Mengenai operasi penambangan Blok Wabu sebenarnya baru diumumkan pada tahun 2020 setelah sebelumnya Kementerian Energi dan Sumber Daya Mineral Indonesia memberikan sebuah izin penambangan baru (Izin Usaha Pertambangan Khusus-IUPK) atas distrik mineral Grasberg kepada PT Freeport Indonesia.  Kemudian pada 2020 pemerintah Indonesia mengumumkan rencana untuk mengembangkan aktivitas penambangan di Blok Wabu. Menteri Badan Usaha Milik Negara menyatakan secara terbuka bahwa ia sudah menyurati Menteri Energi Dan Sumber Daya Mineral untuk meminta PT. Aneka Tambang Tbk (ANTAM) dapat mengembangkan aktivitas tambang di Blok Wabu.
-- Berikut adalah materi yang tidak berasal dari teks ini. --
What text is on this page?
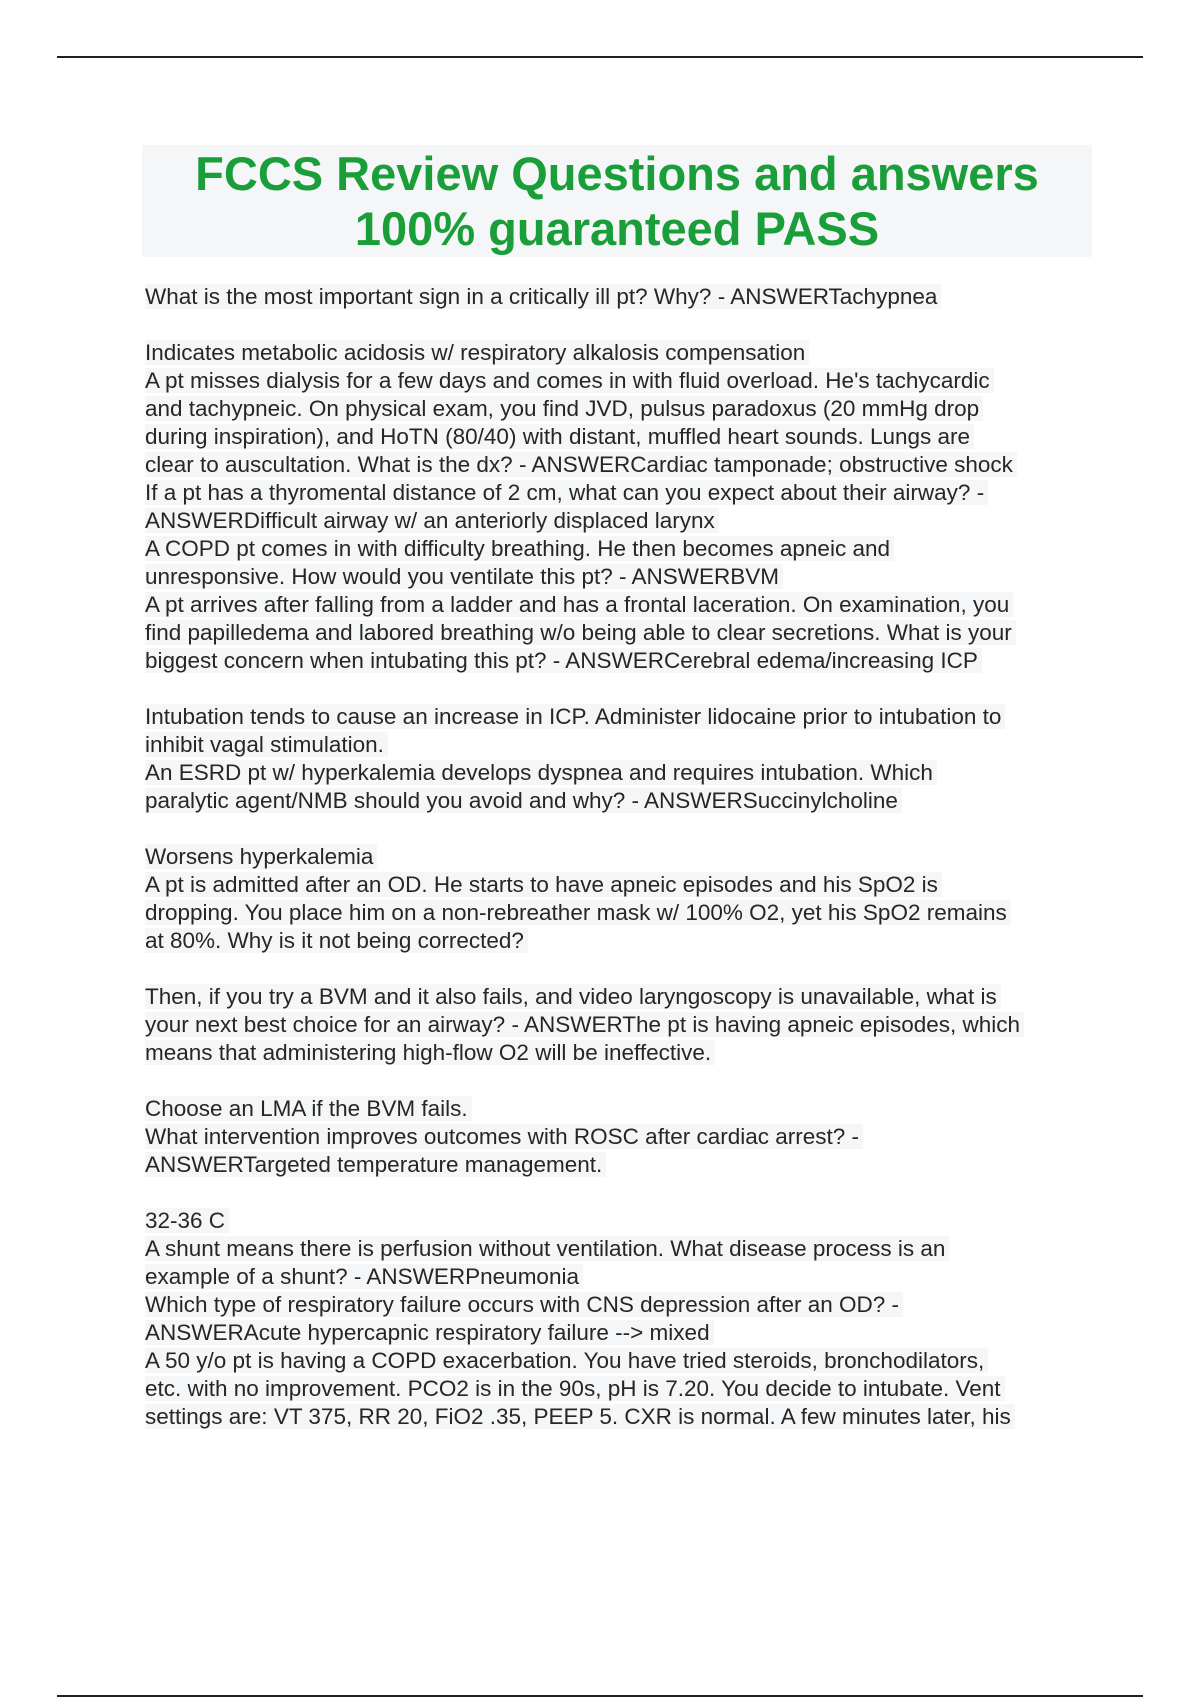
FCCS Review Questions and answers
100% guaranteed PASS
What is the most important sign in a critically ill pt? Why? - ANSWERTachypnea
Indicates metabolic acidosis w/ respiratory alkalosis compensation
A pt misses dialysis for a few days and comes in with fluid overload. He's tachycardic
and tachypneic. On physical exam, you find JVD, pulsus paradoxus (20 mmHg drop
during inspiration), and HoTN (80/40) with distant, muffled heart sounds. Lungs are
clear to auscultation. What is the dx? - ANSWERCardiac tamponade; obstructive shock
If a pt has a thyromental distance of 2 cm, what can you expect about their airway? -
ANSWERDifficult airway w/ an anteriorly displaced larynx
A COPD pt comes in with difficulty breathing. He then becomes apneic and
unresponsive. How would you ventilate this pt? - ANSWERBVM
A pt arrives after falling from a ladder and has a frontal laceration. On examination, you
find papilledema and labored breathing w/o being able to clear secretions. What is your
biggest concern when intubating this pt? - ANSWERCerebral edema/increasing ICP
Intubation tends to cause an increase in ICP. Administer lidocaine prior to intubation to
inhibit vagal stimulation.
An ESRD pt w/ hyperkalemia develops dyspnea and requires intubation. Which
paralytic agent/NMB should you avoid and why? - ANSWERSuccinylcholine
Worsens hyperkalemia
A pt is admitted after an OD. He starts to have apneic episodes and his SpO2 is
dropping. You place him on a non-rebreather mask w/ 100% O2, yet his SpO2 remains
at 80%. Why is it not being corrected?
Then, if you try a BVM and it also fails, and video laryngoscopy is unavailable, what is
your next best choice for an airway? - ANSWERThe pt is having apneic episodes, which
means that administering high-flow O2 will be ineffective.
Choose an LMA if the BVM fails.
What intervention improves outcomes with ROSC after cardiac arrest? -
ANSWERTargeted temperature management.
32-36 C
A shunt means there is perfusion without ventilation. What disease process is an
example of a shunt? - ANSWERPneumonia
Which type of respiratory failure occurs with CNS depression after an OD? -
ANSWERAcute hypercapnic respiratory failure --> mixed
A 50 y/o pt is having a COPD exacerbation. You have tried steroids, bronchodilators,
etc. with no improvement. PCO2 is in the 90s, pH is 7.20. You decide to intubate. Vent
settings are: VT 375, RR 20, FiO2 .35, PEEP 5. CXR is normal. A few minutes later, his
Antam adalah sebuah perusahaan pertambangan milik negara Indonesia. Segala berkas dan informasi mengenai perusahaan atau rencana eksploitasi negara mungkin dapat saja diakses dengan mudah melalui internet dan media-media sosial yang ada, namun bagaimana dengan nasib masyarakat adat dan lebih khusus perempuan Moni yang telah menempati tanah leluhur mereka sejak ribuan tahun itu di tengah derasnya arus investasi negara Indonesia.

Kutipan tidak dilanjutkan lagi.